If you'd genuinely had billions of records, then there'd be more you'd need to do.

Re: Sort-join without disturbing the driver

PostPosted: Thu Jul 04, 2013 1:38 pm
by thegadgetfreak
Thank you so much Bill. I'll add sorted.

I'm trying to see if I can eliminate the dupes some way in the join itself so that I need not filter using an OUTFIL(or anything after the join).

I think I'll end up coding a cobol pgm itself in the interest of time. :(

Re: Sort-join without disturbing the driver

PostPosted: Thu Jul 04, 2013 10:46 pm
by BillyBoyo
Well, when you have a duplicate, do you want the first from the set, or the last, or some other? Bearing in mind the 22 vs 45 bytes.

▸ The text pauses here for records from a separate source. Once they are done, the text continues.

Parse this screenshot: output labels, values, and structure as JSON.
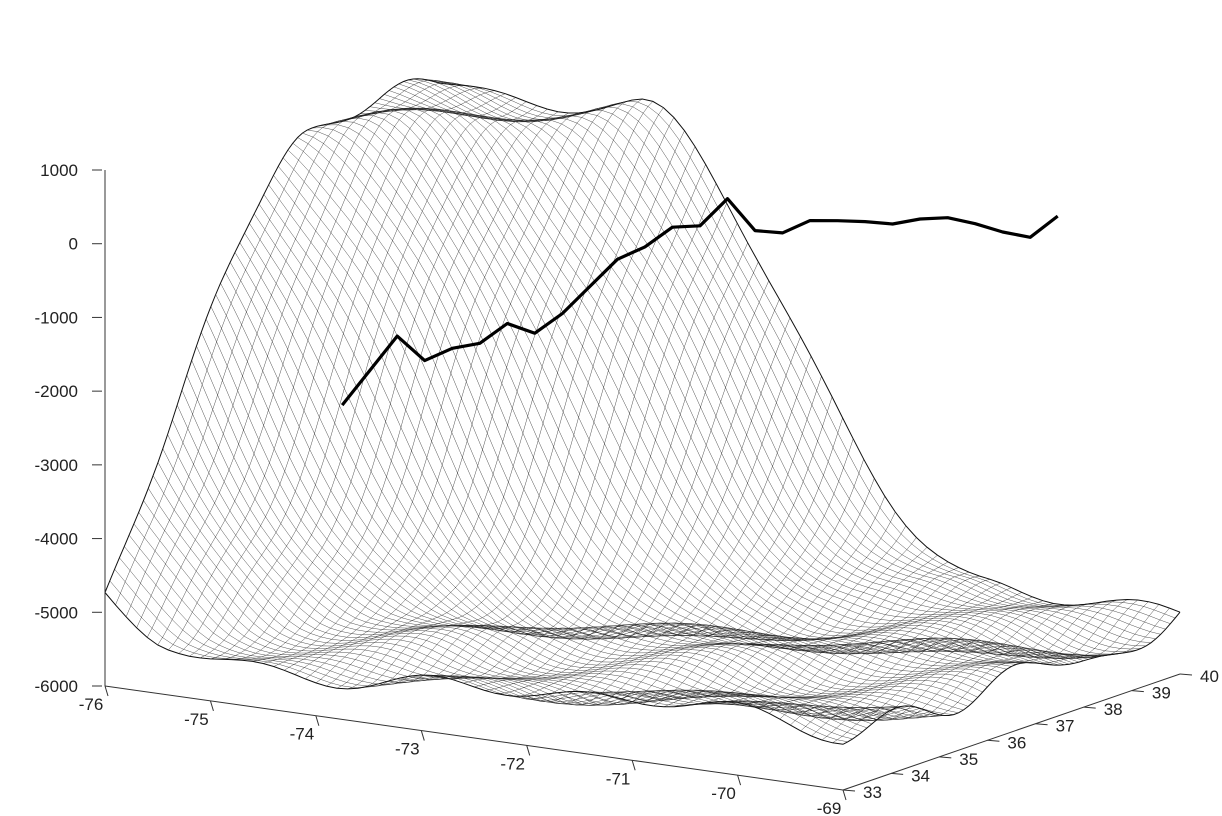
{
  "chart_data": {
    "type": "surface",
    "title": "",
    "xlabel": "",
    "ylabel": "",
    "zlabel": "",
    "xlim": [
      -76,
      -69
    ],
    "ylim": [
      33,
      40
    ],
    "zlim": [
      -6000,
      1000
    ],
    "x_ticks": [
      "-76",
      "-75",
      "-74",
      "-73",
      "-72",
      "-71",
      "-70",
      "-69"
    ],
    "y_ticks": [
      "33",
      "34",
      "35",
      "36",
      "37",
      "38",
      "39",
      "40"
    ],
    "z_ticks": [
      "1000",
      "0",
      "-1000",
      "-2000",
      "-3000",
      "-4000",
      "-5000",
      "-6000"
    ],
    "grid": false,
    "surface_style": "wireframe mesh",
    "profile_line": {
      "style": "bold",
      "color": "#000000",
      "z_values": [
        -3200,
        -2700,
        -2200,
        -2500,
        -2300,
        -2200,
        -1900,
        -2000,
        -1700,
        -1300,
        -900,
        -700,
        -400,
        -350,
        50,
        -350,
        -350,
        -150,
        -120,
        -100,
        -100,
        0,
        50,
        0,
        -80,
        -120,
        200
      ]
    }
  }
}
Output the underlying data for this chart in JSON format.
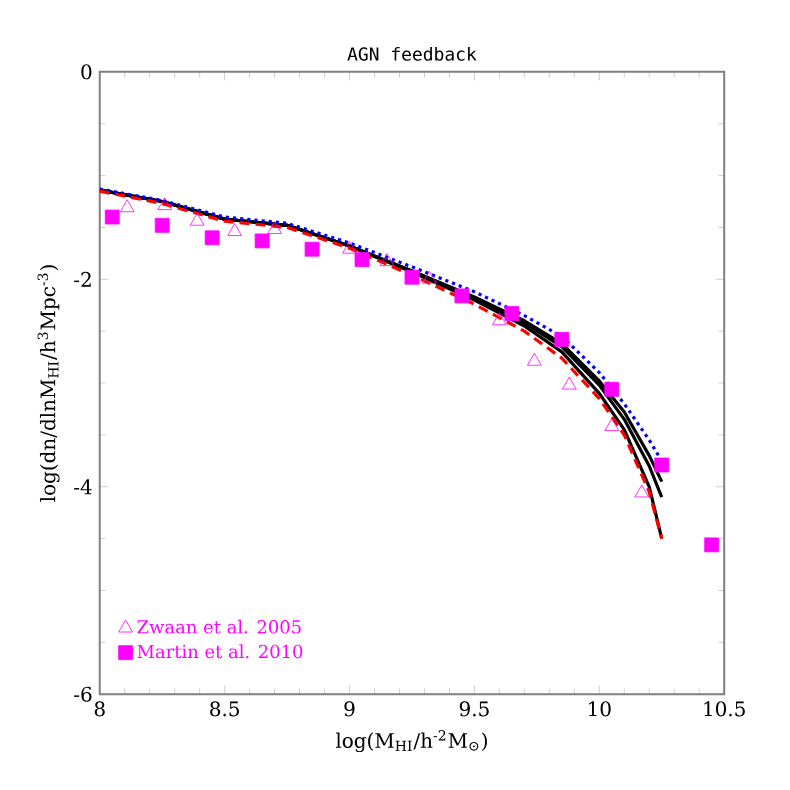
{
  "chart_data": {
    "type": "line",
    "title": "AGN feedback",
    "xlabel": "log(M$_{HI}$/h$^{-2}$M$_{⊙}$)",
    "ylabel": "log(dn/dlnM$_{HI}$/h$^{3}$Mpc$^{-3}$)",
    "xlim": [
      8,
      10.5
    ],
    "ylim": [
      -6,
      0
    ],
    "xticks": [
      8,
      8.5,
      9,
      9.5,
      10,
      10.5
    ],
    "yticks": [
      -6,
      -4,
      -2,
      0
    ],
    "legend": "bottom left",
    "grid": false,
    "series": [
      {
        "color": "#000000",
        "line_style": "solid",
        "x": [
          8,
          8.25,
          8.5,
          8.75,
          9.0,
          9.25,
          9.5,
          9.7,
          9.85,
          10.0,
          10.1,
          10.2,
          10.25
        ],
        "values": [
          -1.14,
          -1.25,
          -1.42,
          -1.48,
          -1.68,
          -1.93,
          -2.2,
          -2.45,
          -2.7,
          -3.1,
          -3.45,
          -4.0,
          -4.5
        ]
      },
      {
        "color": "#000000",
        "line_style": "solid",
        "x": [
          8,
          8.25,
          8.5,
          8.75,
          9.0,
          9.25,
          9.5,
          9.7,
          9.85,
          10.0,
          10.1,
          10.2,
          10.25
        ],
        "values": [
          -1.14,
          -1.25,
          -1.42,
          -1.48,
          -1.68,
          -1.92,
          -2.18,
          -2.42,
          -2.65,
          -3.02,
          -3.35,
          -3.8,
          -4.1
        ]
      },
      {
        "color": "#000000",
        "line_style": "solid",
        "x": [
          8,
          8.25,
          8.5,
          8.75,
          9.0,
          9.25,
          9.5,
          9.7,
          9.85,
          10.0,
          10.1,
          10.2,
          10.25
        ],
        "values": [
          -1.14,
          -1.25,
          -1.42,
          -1.48,
          -1.68,
          -1.92,
          -2.17,
          -2.4,
          -2.62,
          -2.98,
          -3.28,
          -3.7,
          -3.95
        ]
      },
      {
        "color": "#0000ff",
        "line_style": "dotted",
        "x": [
          8,
          8.25,
          8.5,
          8.75,
          9.0,
          9.25,
          9.5,
          9.7,
          9.85,
          10.0,
          10.1,
          10.2,
          10.25
        ],
        "values": [
          -1.13,
          -1.24,
          -1.4,
          -1.46,
          -1.65,
          -1.88,
          -2.12,
          -2.35,
          -2.55,
          -2.9,
          -3.2,
          -3.55,
          -3.75
        ]
      },
      {
        "color": "#ff0000",
        "line_style": "dashed",
        "x": [
          8,
          8.25,
          8.5,
          8.75,
          9.0,
          9.25,
          9.5,
          9.7,
          9.85,
          10.0,
          10.1,
          10.2,
          10.25
        ],
        "values": [
          -1.15,
          -1.27,
          -1.44,
          -1.5,
          -1.7,
          -1.96,
          -2.24,
          -2.5,
          -2.76,
          -3.15,
          -3.5,
          -4.05,
          -4.5
        ]
      },
      {
        "type": "scatter",
        "name": "Zwaan et al. 2005",
        "color": "#ff00ff",
        "marker": "triangle",
        "x": [
          8.11,
          8.26,
          8.39,
          8.54,
          8.7,
          9.0,
          9.15,
          9.32,
          9.6,
          9.74,
          9.88,
          10.05,
          10.17
        ],
        "values": [
          -1.31,
          -1.29,
          -1.44,
          -1.54,
          -1.52,
          -1.71,
          -1.83,
          -2.0,
          -2.4,
          -2.79,
          -3.02,
          -3.42,
          -4.06
        ]
      },
      {
        "type": "scatter",
        "name": "Martin et al. 2010",
        "color": "#ff00ff",
        "marker": "square",
        "x": [
          8.05,
          8.25,
          8.45,
          8.65,
          8.85,
          9.05,
          9.25,
          9.45,
          9.65,
          9.85,
          10.05,
          10.25,
          10.45
        ],
        "values": [
          -1.4,
          -1.48,
          -1.6,
          -1.63,
          -1.71,
          -1.81,
          -1.98,
          -2.16,
          -2.33,
          -2.58,
          -3.06,
          -3.79,
          -4.56
        ]
      }
    ]
  }
}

If you want the first, you can look to use WHEN=GROUP, I don't think SyncSort has KEYBEGIN, but you can "emulate" it by using RESTART on a sequence number you generate. Then if you add a sequence number with the PUSH (from the WHEN=GROUP) you can INCLUDE only those that have a sequence of one.

If you want the last duplicate, you can look at the SECTIONS on OUTFIL. If you want some other one, then there is more thinking.

Re: Sort-join without disturbing the driver

PostPosted: Fri Jul 05, 2013 8:05 pm
by thegadgetfreak
Thank you Bill. I will definately let you know when I try this. For now our cobol program is done and my team went with it.

The join is just an existance check, so the first is enough. But still using WHEN-GROUP...etc happens after the actual join isnt it?

Re: Sort-join without disturbing the driver

PostPosted: Fri Jul 05, 2013 10:11 pm
by BillyBoyo
Well, you seem to have the "match marker", the ? in the REFORMAT statement, which for SyncSort would imply that you can use the JNFnCNTL files, which may again mean that you can do something with the WHEN=GROUP prior to the JOINKEYS, but again it all depends on what you actually want from the data..

Re: Sort-join without disturbing the driver

PostPosted: Tue Jul 16, 2013 12:12 pm
by thegadgetfreak
Thanks Bill, I tried all this out. Its improving the efficiency... I guess a lot more could be done but we had to go for a pgm for now owing to time constraints... Thanks Bill.